Re: Programs compiled with ifx are slower than compiled with ifort. - Page 2

eliopoulos · ‎11-21-2024

Programs compiled with ifx are slower than compiled with ifort. Is this going to change with the future updates? Speed is very important to me and now ifort has been discontinued.

eliopoulos · ‎12-05-2024

Here they are.

Ron_Green · ‎12-05-2024

Great. Thanks, I will keep working on it today.

Ron_Green · ‎12-05-2024

Try this: add option /Qipo

that is under Optimization, Interprocedural Optimization

I had to edit nlay.txt. the nl set in that was 56, but laminate only has 55 lines. I changed nl to 55. This got the code running.

I am seeing strange results that I have yet to understand.

I modified the code to stop after the ( passes > 21.0 ) so it runs in about 36 to 29 seconds.

On linux I see this

ifort -i8 -O2 -xhost -qmkl FADAS_C1_01.for ; time ./a.out

time: 26.85 seconds

ifx -i8 -O2 -xhost -qmkl FADAS_C1_01.for ; time ./a.out

time: 29.53 seconds

which is about what you are seeing. slower ifx.

Now I add in -ipo to ifx

ifx -i8 -O2 -xhost -qmkl FADAS_C1_01.for ; time ./a.out

time: 21.86 seconds

Now, I try adding ipo to ifort, but it HURTS ifort.

time: 28.68 seconds

IPO helps with inlining, which can also affect vectorization. The Linux server I have is a i5-7600 Kaby Lake, 7th Gen Xeon.

IFX does NEED -ipo since it is not enabled by default. Ifort DOES interprocedural optimization BY DEFAULT at O2 within a source file. Hence, it was getting good inlining and optimal code with just O2. IFX needs it enabled explicitly with the -ipo option or the -flto option (same as).

So much for Linux. I got onto an Windows 11 server with VS 2022. It's older, 6th Gen Xeon Skylake

I go to the command line first I build with similar Windows options

ifx /integer-size:64 /Qxhost /O2 /Qmkl FADAS_C1_01.for

As expected, it's slower

36.2 seconds

ifort with seam, no IPO 33 seconds. faster than ifx

Add /Qipo and ifx runs in 29.8 seconds. Again fastest.

Now the ODD part. I go back to VS and build your project with ifort and ifx. Oddly the ifort and ifx builds default are 36 seconds.

I add /Qipo to ifx and ifort BUT still getting 36 seconds! I can't get the code to budge! Now the Windows build uses /threads and multithreaded debug libs. I tried threaded static and same, can't get improvement.

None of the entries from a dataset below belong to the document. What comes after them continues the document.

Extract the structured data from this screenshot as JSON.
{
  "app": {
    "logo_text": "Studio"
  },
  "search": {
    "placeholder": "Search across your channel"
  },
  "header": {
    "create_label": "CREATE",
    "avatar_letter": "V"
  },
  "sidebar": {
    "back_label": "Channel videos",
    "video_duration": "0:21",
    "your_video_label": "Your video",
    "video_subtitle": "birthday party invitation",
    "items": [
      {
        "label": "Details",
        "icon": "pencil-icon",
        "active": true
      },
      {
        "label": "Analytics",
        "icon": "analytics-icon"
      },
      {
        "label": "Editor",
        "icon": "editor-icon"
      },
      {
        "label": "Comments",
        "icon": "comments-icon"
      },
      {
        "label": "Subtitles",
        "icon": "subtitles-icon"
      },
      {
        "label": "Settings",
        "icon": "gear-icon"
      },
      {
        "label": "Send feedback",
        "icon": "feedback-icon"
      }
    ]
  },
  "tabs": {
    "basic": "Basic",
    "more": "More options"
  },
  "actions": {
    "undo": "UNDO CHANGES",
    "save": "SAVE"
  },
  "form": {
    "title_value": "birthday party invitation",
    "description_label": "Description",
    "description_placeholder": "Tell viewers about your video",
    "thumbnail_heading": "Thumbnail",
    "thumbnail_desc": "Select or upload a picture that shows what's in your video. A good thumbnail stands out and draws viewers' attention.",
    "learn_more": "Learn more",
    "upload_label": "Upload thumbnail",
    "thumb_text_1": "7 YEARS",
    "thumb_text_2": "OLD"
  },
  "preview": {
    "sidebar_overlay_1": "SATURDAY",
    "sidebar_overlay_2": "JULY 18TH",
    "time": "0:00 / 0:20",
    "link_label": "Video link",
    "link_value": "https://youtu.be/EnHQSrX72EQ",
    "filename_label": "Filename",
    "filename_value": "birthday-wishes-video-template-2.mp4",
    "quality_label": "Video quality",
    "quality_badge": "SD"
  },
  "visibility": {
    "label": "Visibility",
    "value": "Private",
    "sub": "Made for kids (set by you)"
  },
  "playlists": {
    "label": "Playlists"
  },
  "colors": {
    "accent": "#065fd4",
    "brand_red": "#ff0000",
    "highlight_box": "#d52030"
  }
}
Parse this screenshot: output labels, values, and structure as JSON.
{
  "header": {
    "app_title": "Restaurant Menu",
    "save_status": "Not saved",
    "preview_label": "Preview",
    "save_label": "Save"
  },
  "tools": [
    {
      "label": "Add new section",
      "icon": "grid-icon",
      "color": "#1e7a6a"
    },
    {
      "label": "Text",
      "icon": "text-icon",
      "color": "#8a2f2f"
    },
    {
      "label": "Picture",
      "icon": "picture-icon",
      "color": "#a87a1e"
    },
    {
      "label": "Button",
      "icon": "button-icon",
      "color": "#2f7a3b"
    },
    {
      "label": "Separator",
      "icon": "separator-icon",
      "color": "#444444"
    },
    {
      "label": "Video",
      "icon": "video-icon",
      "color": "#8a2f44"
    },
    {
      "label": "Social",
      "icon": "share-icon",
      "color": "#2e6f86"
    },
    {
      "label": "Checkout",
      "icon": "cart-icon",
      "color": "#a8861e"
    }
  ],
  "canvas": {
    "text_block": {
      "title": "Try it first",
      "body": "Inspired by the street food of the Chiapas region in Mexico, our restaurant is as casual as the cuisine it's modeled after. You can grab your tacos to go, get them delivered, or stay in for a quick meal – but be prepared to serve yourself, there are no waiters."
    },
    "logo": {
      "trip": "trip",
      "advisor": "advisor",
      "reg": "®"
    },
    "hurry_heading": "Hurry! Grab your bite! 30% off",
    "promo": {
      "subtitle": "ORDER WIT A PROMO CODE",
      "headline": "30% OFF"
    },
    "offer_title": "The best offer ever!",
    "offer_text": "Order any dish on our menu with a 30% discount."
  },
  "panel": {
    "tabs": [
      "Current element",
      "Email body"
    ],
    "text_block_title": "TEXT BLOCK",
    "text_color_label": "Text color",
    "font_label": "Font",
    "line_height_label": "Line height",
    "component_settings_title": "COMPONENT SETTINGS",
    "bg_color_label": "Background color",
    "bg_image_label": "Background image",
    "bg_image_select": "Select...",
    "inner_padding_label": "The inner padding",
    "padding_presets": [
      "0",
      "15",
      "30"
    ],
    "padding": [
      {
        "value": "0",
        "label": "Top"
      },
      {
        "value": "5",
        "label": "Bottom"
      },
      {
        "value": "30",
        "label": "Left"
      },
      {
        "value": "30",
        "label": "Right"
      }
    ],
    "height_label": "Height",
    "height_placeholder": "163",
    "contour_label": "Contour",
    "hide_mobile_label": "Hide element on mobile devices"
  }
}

So why don't you give it a try in VS. Properties Fortran -> Optimization -> Interprocedural Optimization to set /Qipo

What do you see?

Also, what is your host CPU? Hopefully Genuine Intel.

eliopoulos · ‎12-05-2024

I don't understand why your laminate.txt file has 55 lines. The file I uploaded has 56. I run the program on a laptop with an Intel core i7 1260P CPU, Windows 11 Pro and VS 2022. My respective times are:

ifx built with VS and /Qipo

time: 24.922 s

ifx built with command line and /Qipo

time: 18.719 s

ifort built with VS and without /Qipo

time: 14.016 s

My laptop appears to be faster than your servers. ifort remains faster.

Umar__Sait · ‎12-11-2024

Similar slowdown seen on our nuclear TDDFT code, most likely due to double precision complex arithmetic: Stats are:

IFX version 2025.0 with -O3 -Xhost -ipo: 145m4.824s

Ifort version 2024.2 with -O3 -Xhost: 125m17.952s

code used openmp.

Andy59 · ‎12-12-2024

In my case, it is the compiling process for which using the `ifx` is much slower than using the legacy `ifort`. I am using the VS 2022 with Intel OneAPI. Anyone happens to know the reason for that?

Ron_Green · ‎12-19-2024

@Andy59 I have a suspicion about the slow compilation time. First, is the ifort version 2021.13, from the oneapi 2023.2 package? And what version is ifx?

Also, could you share the compilation times for both compilers for the source file where you see the difference?

My suspicion is initializers. Does your code have:
1) DATA statements? or

2) Initialization in type declarations? Like

real, dimension(3) :: point_in_space = [ 0.0, 0.0, 0.0 ]

with a lot of array constructors or type constructors?

or

3) just a LOT of iniitializations :

real :: var1 = 42.0

real :: var2 = 42.0

...

real :: var1000000 = 42.0

We have been working on initializers lately.

Another possible place, though less likely, is in deeply nested USE trees.